Le couple. Son déchirement. Sa disparition. Son effacement. Marriage Story, avec son écriture, sa fine réalisation et son duo magistral (Scarlett Johansson et Adam Driver), nous dévoile avec un réel sens du naturel, les rouages d’un mariage qui se disloque avec le temps et qui fait face à la mécanique procédurale et carnassière qu’est le divorce. Sauf que l’amour ne disparaît jamais, mais prend une autre forme.


Tout l’intérêt du film se déroule dans cette construction du désamour ou, inversement, dans la déconstruction de l’amour comme pouvait l’être Kramer contre Kramer. L’introduction du film est symptomatique de cette schématisation : devant un médiateur, le couple (Charlie et Nicole) doit se dire à haute voix les qualités qu’il trouve chez l’autre. A la fois pour mettre des mots sur un amour qui a existé il fut un temps et aussi pour commencer cette phase de deuil de leurdit couple, sous de meilleurs auspices. Cependant, Nicole, au dernier moment, se rétractera et verra cet exercice d’un mauvais œil, sans doute gênée par cet étalage public de sentiments liés à l’intimité seule d’un couple. Car, même s’il y a des choses que l’on voit, un couple gardera toujours pour soi son propre visage, et ses secrets les plus indéfectibles.

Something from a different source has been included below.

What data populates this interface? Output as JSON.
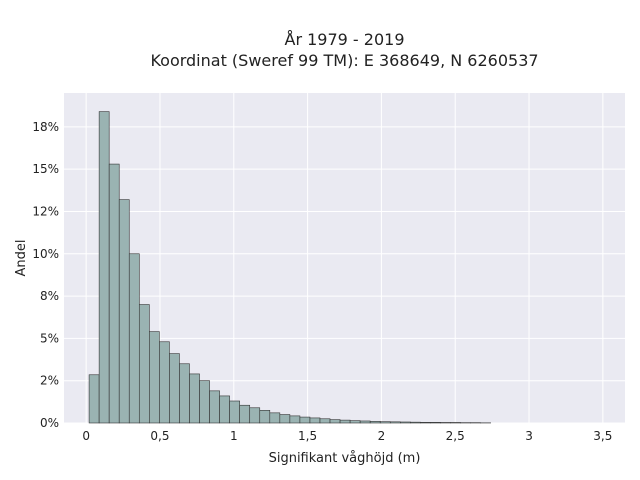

Marriage Story n’est pas le fil conducteur d’un couple, de manière exhaustive, de son début jusqu’à sa fin ; non, le postulat est connu de tous et la séparation est actée. Mais le divorce, pas encore prononcé. Mais alors que les deux anciens amants pensaient régler cela à l’amiable, sans avocat et sans drame, les choses vont petit à petit se compliquer pour les amener vers la direction de l’aspect juridique de la chose, notamment pour des dissonances concernant la notion de foyer, les mensonges de Charlie et surtout, autour de cette bagarre pour la garde de leur enfant, Henry. Malgré des regards de travers, des non-dits qui dissimulaient des rancœurs profondes, le respect mutuel était de mise entre les deux. La complicité restait palpable malgré la fracture et le changement de vie qui allait en découdre. Marriage Story portraitise l’écueil des sentiments, l’importance (voire la dépendance) que l’on a pour l’autre et observe comment deux êtres qui ne faisaient qu’un, changent de regard l’un sur l’autre tout en voulant garder une osmose naturelle, un respect pour ce que la relation leur a apporté.


C’est à partir du moment, où les avocats vont rentrer dans la partie, que la frontière entre bienveillance et haine va vite s’étioler, et faire resurgir les frustrations les plus enfouies, comme durant cette scène de dispute magistrale et terriblement spontanée et familière. Pourtant, durant de nombreuses scènes de tribulations juridiques, jamais Noah Baumbach ne se fera dénonciateur, ni montrera les avocats comme des oiseaux de mauvais augures, mais en fera des miroirs d’une bataille qui voit malheureusement l’autre comme un ennemi. C’est là toute la sève sincère de Marriage Story : sa capacité d’observation, son intelligence dans sa façon d’agencer le romantisme, son regard sur la déshumanisation presque dévorante de l’amour, et sa neutralité émotionnelle qui ne diabolise aucune camp ni n’amplifie aucun propos.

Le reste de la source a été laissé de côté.